Na wysokości ponad 4000 m. n.p.m., na której przeciętny Europejczyk zaczyna mieć zadyszkę, a jego serce znacznie przyspiesza, żyją ludzie, których organizmy nic sobie nie robią z tego, że wdech dostarcza im zaledwie 60% cząsteczek tlenu w porównaniu z wdechem na poziomie morza. Zagadkę przystosowania Tybetańczyków do życia w ekstremalnych warunkach wyjaśnili niedawno naukowcy z University of California w Berkeley.
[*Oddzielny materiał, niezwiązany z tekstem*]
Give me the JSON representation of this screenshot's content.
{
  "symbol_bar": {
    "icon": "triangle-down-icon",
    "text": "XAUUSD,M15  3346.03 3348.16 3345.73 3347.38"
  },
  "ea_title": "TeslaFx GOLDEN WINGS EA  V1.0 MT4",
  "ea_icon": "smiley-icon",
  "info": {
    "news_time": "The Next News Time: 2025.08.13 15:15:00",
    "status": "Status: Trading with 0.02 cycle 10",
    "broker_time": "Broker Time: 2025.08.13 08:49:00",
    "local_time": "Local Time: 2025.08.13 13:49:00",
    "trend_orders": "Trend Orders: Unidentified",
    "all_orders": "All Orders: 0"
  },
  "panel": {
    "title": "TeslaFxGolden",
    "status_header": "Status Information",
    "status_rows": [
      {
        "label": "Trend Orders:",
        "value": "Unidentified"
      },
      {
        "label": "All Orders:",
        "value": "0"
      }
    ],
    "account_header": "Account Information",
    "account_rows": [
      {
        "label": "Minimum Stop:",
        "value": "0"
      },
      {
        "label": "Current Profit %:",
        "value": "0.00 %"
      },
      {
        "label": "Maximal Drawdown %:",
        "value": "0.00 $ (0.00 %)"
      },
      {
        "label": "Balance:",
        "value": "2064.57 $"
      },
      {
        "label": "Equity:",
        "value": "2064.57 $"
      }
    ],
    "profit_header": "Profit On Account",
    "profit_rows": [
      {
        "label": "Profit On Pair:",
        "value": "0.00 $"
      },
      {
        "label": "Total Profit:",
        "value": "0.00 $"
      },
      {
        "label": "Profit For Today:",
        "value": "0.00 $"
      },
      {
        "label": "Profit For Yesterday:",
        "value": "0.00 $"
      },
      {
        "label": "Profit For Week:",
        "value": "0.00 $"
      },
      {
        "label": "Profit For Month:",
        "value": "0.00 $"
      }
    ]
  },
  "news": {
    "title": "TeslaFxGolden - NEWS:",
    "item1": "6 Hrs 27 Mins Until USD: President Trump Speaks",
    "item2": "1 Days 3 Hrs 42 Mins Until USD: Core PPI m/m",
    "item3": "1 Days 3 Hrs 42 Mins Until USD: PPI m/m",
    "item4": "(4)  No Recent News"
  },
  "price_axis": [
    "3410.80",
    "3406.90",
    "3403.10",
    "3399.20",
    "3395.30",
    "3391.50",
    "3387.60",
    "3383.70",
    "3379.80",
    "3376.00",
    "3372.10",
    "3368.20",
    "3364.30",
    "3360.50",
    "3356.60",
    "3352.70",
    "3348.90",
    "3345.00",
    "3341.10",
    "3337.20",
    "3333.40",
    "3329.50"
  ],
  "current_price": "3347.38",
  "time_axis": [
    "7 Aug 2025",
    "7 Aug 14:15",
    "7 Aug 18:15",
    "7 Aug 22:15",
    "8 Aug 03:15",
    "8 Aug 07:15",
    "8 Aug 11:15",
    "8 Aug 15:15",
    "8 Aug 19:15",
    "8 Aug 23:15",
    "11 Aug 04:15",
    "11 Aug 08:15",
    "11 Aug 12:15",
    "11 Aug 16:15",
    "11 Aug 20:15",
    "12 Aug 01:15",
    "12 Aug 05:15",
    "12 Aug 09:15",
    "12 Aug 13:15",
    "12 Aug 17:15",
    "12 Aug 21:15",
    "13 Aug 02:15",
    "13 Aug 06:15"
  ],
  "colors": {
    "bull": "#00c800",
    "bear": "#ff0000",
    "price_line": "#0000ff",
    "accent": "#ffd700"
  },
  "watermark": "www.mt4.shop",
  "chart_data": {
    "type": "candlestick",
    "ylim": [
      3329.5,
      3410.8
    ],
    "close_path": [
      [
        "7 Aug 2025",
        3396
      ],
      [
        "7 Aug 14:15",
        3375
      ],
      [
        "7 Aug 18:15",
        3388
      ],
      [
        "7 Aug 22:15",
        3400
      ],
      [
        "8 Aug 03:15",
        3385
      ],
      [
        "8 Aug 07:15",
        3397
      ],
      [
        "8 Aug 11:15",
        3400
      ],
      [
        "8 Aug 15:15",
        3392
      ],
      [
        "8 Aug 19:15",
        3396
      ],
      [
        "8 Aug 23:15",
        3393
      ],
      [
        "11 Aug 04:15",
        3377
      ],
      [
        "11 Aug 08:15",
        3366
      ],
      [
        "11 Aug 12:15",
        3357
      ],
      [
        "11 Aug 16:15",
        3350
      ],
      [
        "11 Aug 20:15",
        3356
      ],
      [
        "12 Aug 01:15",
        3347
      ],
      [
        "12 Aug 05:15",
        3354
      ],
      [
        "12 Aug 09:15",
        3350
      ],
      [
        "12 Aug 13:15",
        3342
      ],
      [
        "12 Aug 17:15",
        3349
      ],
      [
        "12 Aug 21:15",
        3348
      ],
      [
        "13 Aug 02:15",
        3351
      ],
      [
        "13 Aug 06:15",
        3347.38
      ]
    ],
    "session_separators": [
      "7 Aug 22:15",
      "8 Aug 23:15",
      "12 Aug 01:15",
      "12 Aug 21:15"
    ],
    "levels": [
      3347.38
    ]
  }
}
Porównanie 50 genomów mieszkańców Tybetu z 40 genomami Chińczyków Han, będących przedstawicielami najliczniejszej grupy etnicznej w Chinach, wykazało, że mieszkańcy Himalajów rekordowo szybko przystosowali się do mniejszego stężenia tlenu w powietrzu. Proces przystosowawczy trwał niespełna trzy tysiące lat.

Badanie zostało przeprowadzone przez grupę naukowców pod kierownictwem Rasmusa Nielsena. Genetycy zauważyli mutacje w ponad 30 genach. Niektóre z mutacji zarejestrowano zaledwie u 9% Chińczyków Han, a wśród Tybetańczyków – nawet u 87%. Większość z tych genów odpowiadała za produkcję hemoglobiny i za przyswajanie tlenu przez organizm.

Mieszkańcy Dachu Świata mają sporo szczęścia – żyjąc na wysokości ponad 4 tys. m., gdzie koncentracja tlenu w powietrzu jest 40% niższa, niż na poziomie morza, nie wiedzą, co to zmęczenie czy ból głowy, a przychodząc na świat, mają normalną wagę. Jedyną różnicą, jaką zauważyli naukowcy, jest niższy poziom hemoglobiny i niższe stężenie tlenu we krwi Tybetańczyków.

Naukowcy doszli do wniosku, że wspólny przodek Tybetańczyków (mieszkańców wiosek położonych na wysokości 4300 i 4600 m n.p.m.) i mieszkańców nizin (Chińczycy z Pekinu) zamieszkiwał naszą planetę około 2750 lat temu.

Jest to więc najszybsza zmiana genetyczna ludzi spośród wszystkich zmian, zaobserwowanych do tej pory przez biologów. Była ona na tyle poważna, że przyniosła wielu mieszkańcom gór, którzy nie posiadali właściwej wersji genu, niechybną śmierć.